A população assume poder institucional e decide o próprio caminho
Os conselhos são um espaço em que governo e sociedade civil discutem políticas públicas e sua implantação, e estão presentes desde o âmbito local – na escola, no posto de saúde –, até o municipal, onde reúnem representantes de vários distritos. Alguns são obrigatórios, exigidos por leis federais, mas cada município pode criar os que julgar necessários. Em São Paulo, há conselhos em áreas como, por exemplo, segurança urbana, moradores de rua, parques, idosos, etc. E, na Câmara dos Vereadores, há projetos para implementação de vários outros, como os das creches e dos Centros Educacionais Unificados (CEUs).
O Orçamento Participativo (OP) também é uma espécie de conselho. Porém, em vez de debater intervenções em áreas específicas, discute qual será o destino das verbas do município – no caso de São Paulo, não há representantes do governo com direito a voto.
Mas quem são os participantes desses conselhos que deliberam sobre o futuro da cidade? Em sua maioria, entidades civis e organizações não-governamentais (ONGs) e, em menor número, indivíduos com atuação independente. De acordo com Adrián Lavalle, professor de Ciência Política da Pontifícia Universidade Católica de São Paulo (PUC-SP) e pesquisador do Centro Brasileiro de Análise e Planejamento (Cebrap), essas organizações são atores com capacidade de agregação de interesses e de representação. Em outras palavras, são porta-vozes de grupos de pessoas que compartilham as mesmas opiniões. Um bom exemplo é a rede de organizações que atuam no combate à Aids e ajudaram a transformar o Brasil em modelo mundial em saúde pública nessa área.
Lavalle é responsável por uma extensa pesquisa do Cebrap a respeito do papel da sociedade civil nas decisões políticas em São Paulo.
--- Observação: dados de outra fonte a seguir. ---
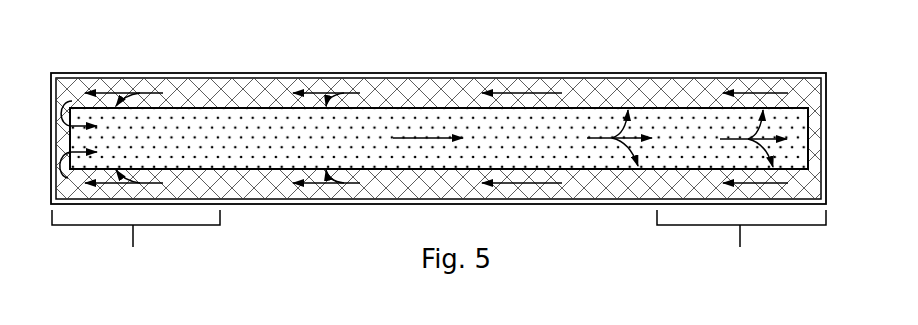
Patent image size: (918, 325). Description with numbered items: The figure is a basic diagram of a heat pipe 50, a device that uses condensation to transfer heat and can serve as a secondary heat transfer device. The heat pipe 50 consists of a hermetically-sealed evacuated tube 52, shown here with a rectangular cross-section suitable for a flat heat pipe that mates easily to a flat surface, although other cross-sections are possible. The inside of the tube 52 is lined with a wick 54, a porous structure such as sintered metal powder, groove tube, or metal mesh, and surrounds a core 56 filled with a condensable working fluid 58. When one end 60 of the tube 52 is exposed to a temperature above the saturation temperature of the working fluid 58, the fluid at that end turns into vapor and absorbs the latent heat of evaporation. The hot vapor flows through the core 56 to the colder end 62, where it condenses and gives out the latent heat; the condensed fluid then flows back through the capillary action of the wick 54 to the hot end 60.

The heat pipe 50 is at (418, 72).
The hermetically-sealed evacuated tube 52 is at (185, 77).
The wick 54 is at (255, 93).
The core 56 is at (576, 107).
The condensable working fluid 58 is at (680, 122).
The end 60 is at (136, 242).
The end 62 is at (741, 242).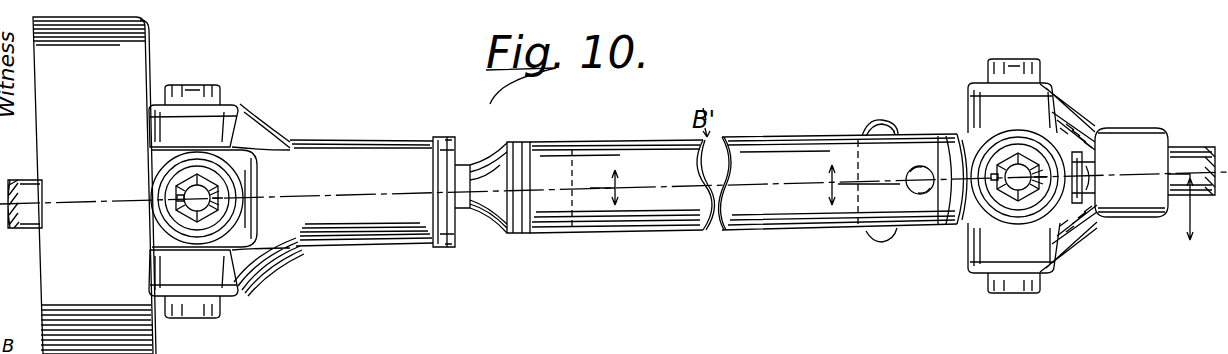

Uma das conclusões do estudo refere-se ao fato de que os integrantes dos conselhos e do OP têm importantes ligações com partidos políticos e com o Estado. Vale lembrar que as lutas pelo direito de participação popular surgiram no interior dos movimentos de esquerda, mas esse vínculo não implica perda de independência na tomada de decisões. Isso é comprovado pelos enormes embates entre esses atores e o Partido dos Trabalhadores (PT), amplamente retratados pela mídia desde que o partido assumiu o governo federal.
Futuro
Com a crescente influência da população no processo decisório, o sistema de representação, com parlamentares eleitos pelo voto, chega a uma encruzilhada. "Quando surge um espaço em que a figura de um mediador, que é o político, torna-se dispensável, as pessoas passam a dizer: ‘Eu tenho poder, também posso tomar parte nas decisões’ ", afirma Ana Cláudia Chaves Teixeira, coordenadora de projetos do Instituto Pólis, ONG que atua no setor de participação popular.
O conflito entre esse poder que emerge e o convencional já apresenta reflexos na própria Câmara dos Vereadores. O compromisso da prefeita Marta Suplicy de instituir conselhos de representantes em cada subprefeitura, com poder decisório e membros eleitos pelo povo, até agora não pôde ser cumprido. Há vereadores que acreditam que perderão influência com essa mudança e pressionam o governo para que haja um esvaziamento do projeto, ou seja, nada de eleições diretas ou conselhos com poder deliberativo. Alguns temem ficar sem o instrumento clientelista de poder asfaltar uma determinada rua e não outra, empregar conhecidos e correligionários…
A aprovação do projeto de lei 1/2001, que institui esses conselhos, depende de 28 dos 55 votos da Câmara, mas enfrenta muita resistência – inclusive na base governista. Vale lembrar que, historicamente, a indicação por vereadores de subprefeitos (no passado, de administradores regionais) tem funcionado como moeda de troca, usada para garantir apoio político à prefeitura.
"Esse conflito é um problema para as instituições políticas tradicionais, que obviamente se recusam a ceder poder. Mas, se tudo der certo, talvez consigamos cristalizar novas formas de representação de interesses que ampliem a participação popular", afirma Lavalle. "Essas novas modalidades de atuação surgiram após a promulgação da Constituição de 1988. É pouco tempo para uma história de 500 anos de um Estado que foi se formando com perfil autoritário, permeado de corrupção e com uma máquina pública que opera de maneira não transparente", conclui Ana Cláudia. Ela aposta que a experiência dos conselhos e do Orçamento Participativo poderá resultar em uma efetiva partilha de poder no futuro.